Part of the problem in making a Frankenstein movie is that the very presence of the creature limits your story options. The monster isn't going to enroll in Oxford. He isn't going to get married. He isn't going to solve a murder that has baffled Scotland Yard.
Nope, he is really only going to do one thing, and that is stumble around and smash things. The truth is, the Frankenstein films had already established their formula, and the only interest from here on out would have to be sustained by the secondary and tertiary characters.

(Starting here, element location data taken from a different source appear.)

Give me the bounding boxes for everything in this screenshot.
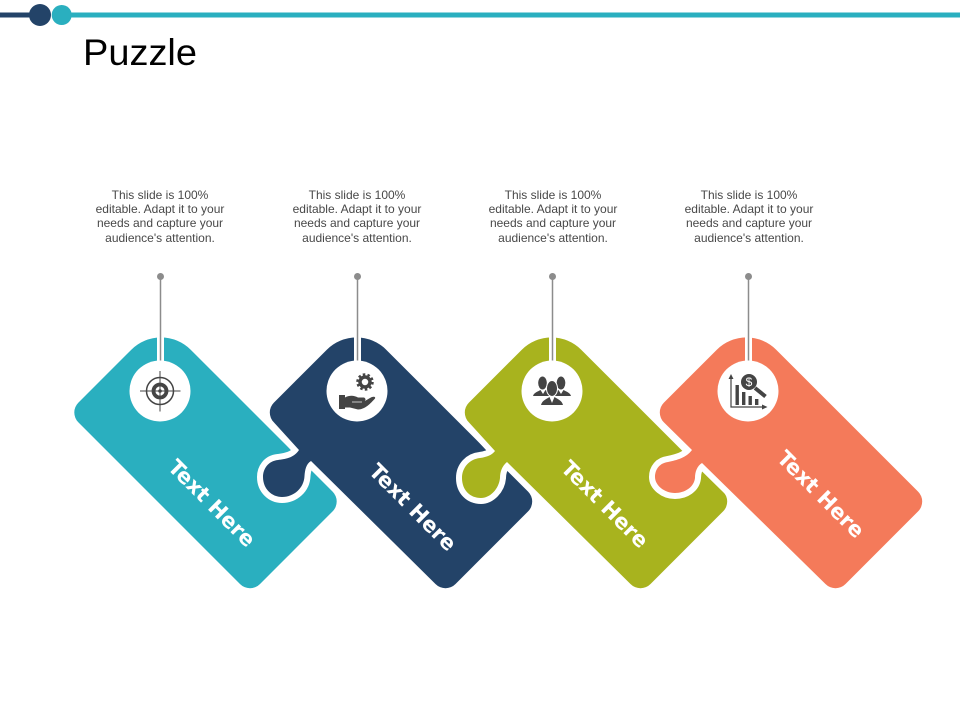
text block 4: needs and capture your: [686, 216, 812, 230]
text block 1: [96, 188, 224, 245]
puzzle piece 3: olive: [462, 337, 727, 588]
piece label 4: Text Here: [772, 446, 869, 543]
text block 3: [489, 188, 617, 245]
icon: chart with magnifier: $: [746, 375, 753, 389]
connector pin 3: [549, 273, 556, 370]
icon: hand with gear: [326, 360, 388, 422]
text block 4: [685, 188, 813, 245]
connector pin 4: [745, 273, 752, 370]
puzzle piece 2: navy: [263, 337, 532, 588]
text block 4: editable. Adapt it to your: [685, 202, 813, 216]
icon: target: [130, 360, 190, 422]
text block 1: audience's attention.: [105, 231, 215, 245]
text block 2: This slide is 100%: [309, 188, 406, 202]
icon: chart with magnifier: [718, 360, 778, 422]
header bar: [0, 4, 960, 26]
text block 2: needs and capture your: [294, 216, 420, 230]
icon: team of people: [522, 360, 582, 422]
piece label 2: Text Here: [364, 459, 461, 556]
text block 2: audience's attention.: [302, 231, 412, 245]
text block 1: needs and capture your: [97, 216, 223, 230]
connector pin 1: [157, 273, 164, 370]
text block 3: editable. Adapt it to your: [489, 202, 617, 216]
text block 2: [293, 188, 421, 245]
puzzle piece 4: coral: [655, 337, 922, 588]
text block 3: needs and capture your: [490, 216, 616, 230]
connector pin 2: [354, 273, 361, 370]
text block 4: This slide is 100%: [701, 188, 798, 202]
piece label 1: Text Here: [163, 455, 260, 552]
text block 3: This slide is 100%: [505, 188, 602, 202]
puzzle piece 1: teal: [74, 337, 337, 588]
text block 2: editable. Adapt it to your: [293, 202, 421, 216]
text block 4: audience's attention.: [694, 231, 804, 245]
text block 1: editable. Adapt it to your: [96, 202, 224, 216]
text block 1: This slide is 100%: [112, 188, 209, 202]
piece label 3: Text Here: [556, 456, 653, 553]
title: Puzzle: [83, 32, 197, 73]
text block 3: audience's attention.: [498, 231, 608, 245]
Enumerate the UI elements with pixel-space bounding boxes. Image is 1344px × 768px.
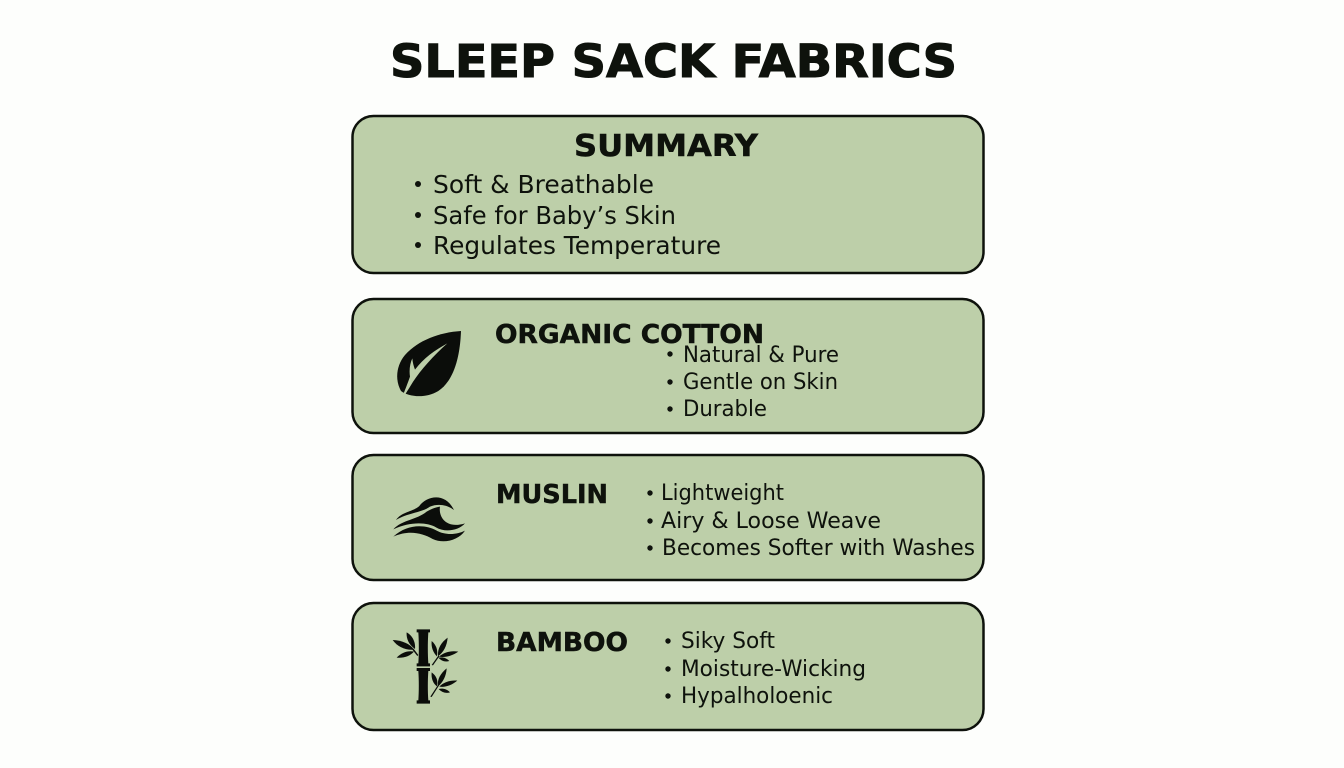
icon: leaf xyxy=(397,331,461,403)
organic cotton list xyxy=(667,343,839,422)
heading: bamboo: BAMBOO xyxy=(496,628,628,658)
summary list: Regulates Temperature xyxy=(433,231,721,260)
heading: summary: SUMMARY xyxy=(574,129,759,164)
panel: bamboo xyxy=(352,603,984,730)
heading: muslin: MUSLIN xyxy=(496,480,608,510)
organic cotton list: Gentle on Skin xyxy=(683,370,838,395)
panel: muslin xyxy=(352,455,984,580)
bamboo list: Hypalholoenic xyxy=(681,684,833,709)
bamboo list: Moisture-Wicking xyxy=(681,657,866,682)
muslin list: Lightweight xyxy=(661,481,784,506)
organic cotton list: Durable xyxy=(683,397,767,422)
heading: organic cotton: ORGANIC COTTON xyxy=(495,320,764,350)
organic cotton list: Natural & Pure xyxy=(683,343,839,368)
muslin list: Airy & Loose Weave xyxy=(661,509,881,534)
bamboo list: Siky Soft xyxy=(681,629,775,654)
panel: summary xyxy=(352,116,984,273)
icon: wave xyxy=(393,497,465,541)
summary list: Safe for Baby’s Skin xyxy=(433,201,676,230)
summary list: Soft & Breathable xyxy=(433,170,654,199)
muslin list xyxy=(647,481,975,561)
muslin list: Becomes Softer with Washes xyxy=(662,536,975,561)
panel: organic cotton xyxy=(352,299,984,433)
icon: bamboo xyxy=(393,629,458,704)
title: SLEEP SACK FABRICS xyxy=(390,35,957,88)
summary list xyxy=(415,170,721,260)
bamboo list xyxy=(665,629,866,709)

On that score, Son of Frankenstein doesn't disappoint. Lionel Atwill is classy and charming as Krogh. Bela Lugosi, never a particularly talented actor, is unexpectedly engaging here as Ygor. His frequent cackles and growls of "Frahn-ken-shtien!" are funny and memorable, and the production as a whole still carries some of the fine craftsmanship that was evident in the first two films.
Son of Frankenstein was made in 1939, near the end of Universal's so-called "Golden Age" of horror films. The coming war would draw a lot of talent away from the Universal lot, and the overall quality of their output would suffer as a result. But this one was a respectable effort, a reminder of a time when studios produced workmanlike B-pictures built around solid, well-crafted scripts.
5 comments:
You're pretty funny. I remember watching Son of Frankenstein on tv, though likely not on Horror Incorporated at the ripe old age of almost five. A Sunday matinee perhaps?

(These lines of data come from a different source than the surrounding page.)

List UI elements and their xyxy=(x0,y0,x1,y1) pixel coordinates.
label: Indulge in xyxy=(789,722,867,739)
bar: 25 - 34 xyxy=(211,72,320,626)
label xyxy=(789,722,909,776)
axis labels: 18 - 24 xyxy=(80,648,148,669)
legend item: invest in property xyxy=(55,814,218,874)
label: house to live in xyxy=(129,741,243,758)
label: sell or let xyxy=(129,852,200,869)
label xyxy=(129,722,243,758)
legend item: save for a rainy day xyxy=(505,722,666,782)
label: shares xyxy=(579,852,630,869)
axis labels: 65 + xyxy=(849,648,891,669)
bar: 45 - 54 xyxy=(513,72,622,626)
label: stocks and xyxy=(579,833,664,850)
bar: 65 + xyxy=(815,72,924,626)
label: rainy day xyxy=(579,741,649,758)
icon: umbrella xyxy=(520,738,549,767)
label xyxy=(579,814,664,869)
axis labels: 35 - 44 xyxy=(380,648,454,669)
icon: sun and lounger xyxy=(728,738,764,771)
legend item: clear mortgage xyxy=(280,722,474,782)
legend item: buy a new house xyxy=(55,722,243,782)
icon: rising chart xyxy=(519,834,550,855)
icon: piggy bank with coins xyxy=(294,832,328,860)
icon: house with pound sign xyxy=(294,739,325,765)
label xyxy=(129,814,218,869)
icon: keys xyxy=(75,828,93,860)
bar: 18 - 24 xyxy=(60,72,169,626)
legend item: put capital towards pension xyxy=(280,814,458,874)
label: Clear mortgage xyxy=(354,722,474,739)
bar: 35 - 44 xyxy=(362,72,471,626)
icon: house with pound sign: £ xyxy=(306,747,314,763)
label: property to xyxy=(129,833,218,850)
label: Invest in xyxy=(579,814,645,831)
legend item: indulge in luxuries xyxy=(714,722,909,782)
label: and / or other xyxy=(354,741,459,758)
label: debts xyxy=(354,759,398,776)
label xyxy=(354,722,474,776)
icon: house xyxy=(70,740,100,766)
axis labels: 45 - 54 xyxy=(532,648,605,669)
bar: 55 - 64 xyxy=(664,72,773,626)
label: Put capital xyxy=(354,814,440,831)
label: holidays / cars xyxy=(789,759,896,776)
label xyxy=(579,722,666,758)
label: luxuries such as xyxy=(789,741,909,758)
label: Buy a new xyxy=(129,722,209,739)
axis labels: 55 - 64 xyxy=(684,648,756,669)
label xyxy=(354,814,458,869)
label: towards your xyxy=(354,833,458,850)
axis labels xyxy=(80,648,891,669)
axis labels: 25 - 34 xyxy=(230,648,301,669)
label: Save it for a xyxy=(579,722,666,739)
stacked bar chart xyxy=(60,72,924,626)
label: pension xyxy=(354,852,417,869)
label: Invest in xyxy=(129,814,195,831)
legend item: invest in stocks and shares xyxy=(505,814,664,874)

Yeah, I first saw a lot of these movies on the weekend matinee programs as well. I wasn't staying up to watch Horror Incorporated until the mid-to-late 1970s.
The most popular Universal franchises (Frankenstein, Dracula, the Wolf Man) really got a lot of TV play in those days, which seems rather amazing now -- even with a hundred cable channels you are unlikely to run into one.

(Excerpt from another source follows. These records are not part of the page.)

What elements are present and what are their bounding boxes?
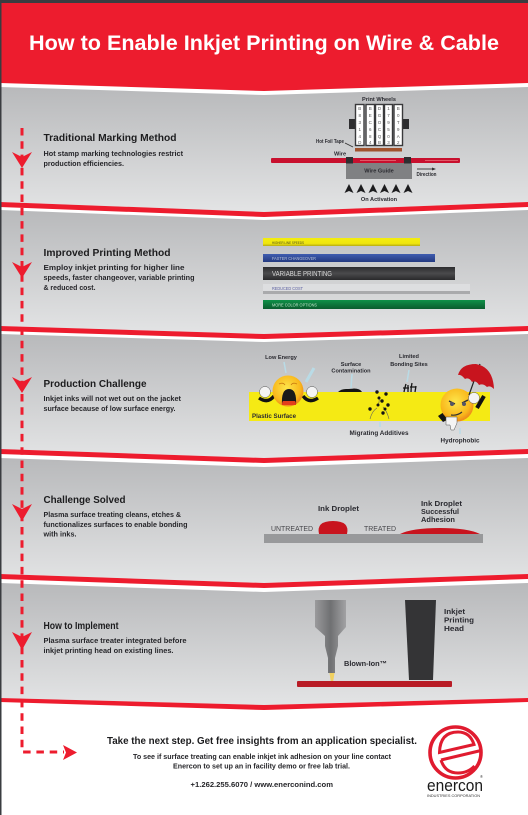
print wheels: 3 (358, 120, 361, 125)
text block: challenge solved: Plasma surface treating cleans, etches & (44, 510, 181, 519)
print wheels: 0 (387, 134, 390, 139)
hot foil tape (355, 148, 402, 152)
label: successful adhesion (421, 499, 463, 524)
direction arrow: Direction (416, 172, 437, 178)
header banner (0, 0, 528, 91)
print wheels: B (358, 106, 361, 111)
left page edge (0, 0, 2, 815)
label: plastic surface: Plastic Surface (252, 414, 297, 420)
diagram: ink droplets (264, 499, 483, 543)
umbrella (458, 364, 494, 395)
arrowhead 1 (12, 152, 32, 168)
call to action (107, 735, 417, 789)
dashed process arrow (12, 128, 77, 760)
text block: improved printing (44, 263, 195, 292)
surface bar (264, 534, 483, 543)
text block: challenge solved (43, 510, 188, 538)
label: low energy: Low Energy (265, 355, 298, 361)
label: limited bonding sites: Limited (399, 354, 420, 360)
bar: higher line speeds: HIGHER LINE SPEEDS (272, 240, 304, 245)
text block: challenge solved: with inks. (43, 530, 76, 538)
label: inkjet printing head: Printing (444, 616, 474, 624)
bar: variable printing (263, 267, 455, 280)
bar: variable printing: VARIABLE PRINTING (272, 269, 332, 278)
text block: traditional marking (44, 149, 183, 168)
heading: how to implement: How to Implement (44, 620, 119, 632)
wire guide: Wire Guide (364, 168, 394, 174)
icon: migrating additives (368, 390, 390, 419)
print wheels: 9 (387, 120, 390, 125)
text block: traditional marking: Hot stamp marking technologies restrict (44, 149, 183, 158)
plastic surface strip (249, 392, 490, 421)
contact details: +1.262.255.6070 / www.enerconind.com (190, 782, 333, 789)
bar: more color options (263, 300, 485, 309)
text block: production challenge: Inkjet inks will not wet out on the jacket (44, 394, 181, 403)
panel: traditional marking method (0, 87, 528, 217)
text block: production challenge (44, 394, 181, 413)
wire (297, 681, 452, 687)
label: hot foil tape: Hot Foil Tape (316, 139, 344, 145)
ink droplet: untreated (319, 521, 347, 534)
diagram: plastic surface (249, 354, 494, 444)
label: successful adhesion: Ink Droplet (421, 499, 463, 508)
heading: traditional marking method: Traditional Marking Method (44, 132, 176, 144)
logo: enercon: INDUSTRIES CORPORATION (427, 793, 480, 798)
wire (271, 158, 460, 163)
inkjet printing head (405, 600, 436, 680)
logo: enercon: ® (480, 774, 483, 779)
icon: bonding sites (403, 383, 416, 392)
print wheels: T (397, 120, 400, 125)
logo: enercon (427, 727, 483, 798)
bar: higher line speeds (263, 238, 420, 246)
activation arrows (344, 184, 412, 193)
text block: challenge solved: functionalizes surfaces to enable bonding (44, 520, 188, 529)
label: surface contamination: Surface (341, 362, 361, 368)
heading: production challenge: Production Challenge (44, 378, 147, 390)
diagram: treater and print head (297, 600, 474, 687)
print wheels: D (378, 106, 382, 111)
bar: faster changeover (263, 254, 435, 262)
label: hydrophobic: Hydrophobic (440, 438, 480, 444)
icon: crying face (259, 376, 318, 406)
arrowhead 4 (12, 504, 32, 521)
print wheels: 4 (369, 140, 372, 145)
heading: challenge solved: Challenge Solved (44, 494, 126, 506)
pointer lines (284, 362, 460, 434)
title: How to Enable Inkjet Printing on Wire & Cable (29, 31, 499, 55)
print wheels: 4 (358, 134, 361, 139)
bar: more color options: MORE COLOR OPTIONS (272, 302, 317, 308)
printed wires chart (263, 238, 485, 309)
label: limited bonding sites (390, 354, 428, 368)
print wheels: 5 (387, 127, 390, 132)
icon: angry face with umbrella (438, 364, 494, 430)
contamination blob (338, 388, 362, 392)
print wheels: G (378, 113, 382, 118)
label: treated: TREATED (364, 524, 397, 533)
text block: production challenge: surface because of low surface energy. (44, 404, 176, 413)
label: successful adhesion: Adhesion (421, 515, 455, 524)
direction arrow (416, 168, 437, 178)
label: migrating additives: Migrating Additives (350, 431, 409, 437)
arrowhead end (63, 745, 77, 760)
diagram: hot stamp machine (271, 97, 460, 203)
print wheels: D (358, 140, 362, 145)
label: inkjet printing head (444, 607, 474, 633)
print wheels (349, 104, 409, 146)
label: successful adhesion: Successful (421, 507, 459, 516)
print wheels: C (378, 127, 382, 132)
cta text: To see if surface treating can enable inkjet ink adhesion on your line contact (133, 754, 392, 761)
label: wire: Wire (334, 152, 346, 158)
text block: how to implement (44, 636, 186, 655)
text block: improved printing: Employ inkjet printing for higher line (44, 263, 184, 272)
print wheels: 0 (397, 113, 400, 118)
arrowhead 5 (12, 632, 32, 650)
bar: reduced cost: REDUCED COST (272, 286, 303, 291)
wire guide (346, 157, 412, 179)
print wheels: 6 (369, 127, 372, 132)
print wheels: 9 (397, 127, 400, 132)
print wheels: 8 (358, 113, 361, 118)
text block: how to implement: Plasma surface treater integrated before (44, 636, 186, 645)
text block: traditional marking: production efficiencies. (44, 159, 124, 168)
bar: faster changeover: FASTER CHANGEOVER (272, 256, 317, 261)
print wheels: B (378, 140, 381, 145)
print wheels: Q (378, 134, 382, 139)
blown-ion nozzle (315, 600, 346, 686)
print wheels: O (378, 120, 382, 125)
label: print wheels: Print Wheels (362, 97, 396, 103)
label: on activation: On Activation (361, 197, 398, 203)
label: surface contamination (331, 362, 371, 374)
text block: improved printing: & reduced cost. (44, 283, 96, 292)
text block: improved printing: speeds, faster changeover, variable printing (44, 273, 195, 282)
panel: production challenge (0, 334, 528, 463)
ink droplet: treated (400, 528, 480, 534)
print wheels: 1 (387, 106, 390, 111)
label: untreated: UNTREATED (271, 524, 314, 533)
label: surface contamination: Contamination (331, 368, 371, 374)
print wheels: 3 (387, 140, 390, 145)
text block: how to implement: inkjet printing head on existing lines. (44, 646, 174, 655)
label: limited bonding sites: Bonding Sites (390, 362, 428, 368)
heading: improved printing method: Improved Printing Method (44, 247, 170, 259)
cta text: Enercon to set up an in facility demo or free lab trial. (173, 764, 350, 770)
arrowhead 2 (12, 262, 32, 278)
bar: reduced cost (263, 284, 470, 294)
label: ink droplet: Ink Droplet (318, 504, 360, 513)
panel: improved printing method (0, 210, 528, 339)
cta heading: Take the next step. Get free insights from an application specialist. (107, 735, 417, 747)
panel: how to implement (0, 583, 528, 710)
label: inkjet printing head: Head (444, 624, 464, 633)
arrowhead 3 (12, 377, 32, 393)
print wheels: E (369, 113, 372, 118)
print wheels: 7 (387, 113, 390, 118)
label: inkjet printing head: Inkjet (444, 607, 466, 616)
label: blown-ion: Blown-Ion™ (344, 659, 387, 668)
print wheels: 2 (397, 140, 400, 145)
print wheels: A (397, 134, 400, 139)
cta text (133, 754, 392, 770)
logo: enercon: enercon (427, 776, 483, 795)
panel: challenge solved (0, 458, 528, 588)
print wheels: 1 (358, 127, 361, 132)
print wheels: 8 (369, 134, 372, 139)
print wheels: B (369, 106, 372, 111)
print wheels: B (397, 106, 400, 111)
print wheels: C (369, 120, 373, 125)
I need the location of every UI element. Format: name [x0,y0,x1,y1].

SON OF FRANKENSTEIN remains my favorite of the entire series, broadcast a sturdy 10 times in 20 years on CHILLER THEATER. Karloff's Monster is more powerful than ever, if reduced in screen time, but there's Lugosi's Ygor and Atwill's Inspector Krogh to delight audiences whenever Boris is offscreen. It never occurred to me that channel 11 would actually cut the 99 minute movie, yet my initial recording from 1984 definitely was. Today, only AMCTV, a mere shell of what it once was, still shows any of the Universals on a regular basis. TCM occasionally airs one, and the Cinemax channels have selected about a dozen over the past 3-4 years.
Son of Frankenstein had an extremely long running time for a movie of that era; I'm not surprised it was cut for length by local stations. Just about all the movies we've seen so far on Horror Incorporated clocked in at less than 80 minutes. Some, like the Inner Sanctum mysteries, ran just over an hour (the same can be said of programmers like Night Monster, which were clearly meant to occupy the bottom of a double bill).
As to Bill Cardille and the excellent Chiller Theater, back in July 2010 I posted some Youtube clips from various creature feature shows of the 60s and 70s, including that one:
http://untitledhorrorincorporatedproject.blogspot.com/2010/07/interlude-personality-goes-long-way.html
What Channel 11 removed was the first scene at Castle Frankenstein; instead of Ygor ducking out of the rain when they arrive, we go from the station to Krogh's arrival in the rain., probably the best part to excise as it gets us closer to the Monster's introduction.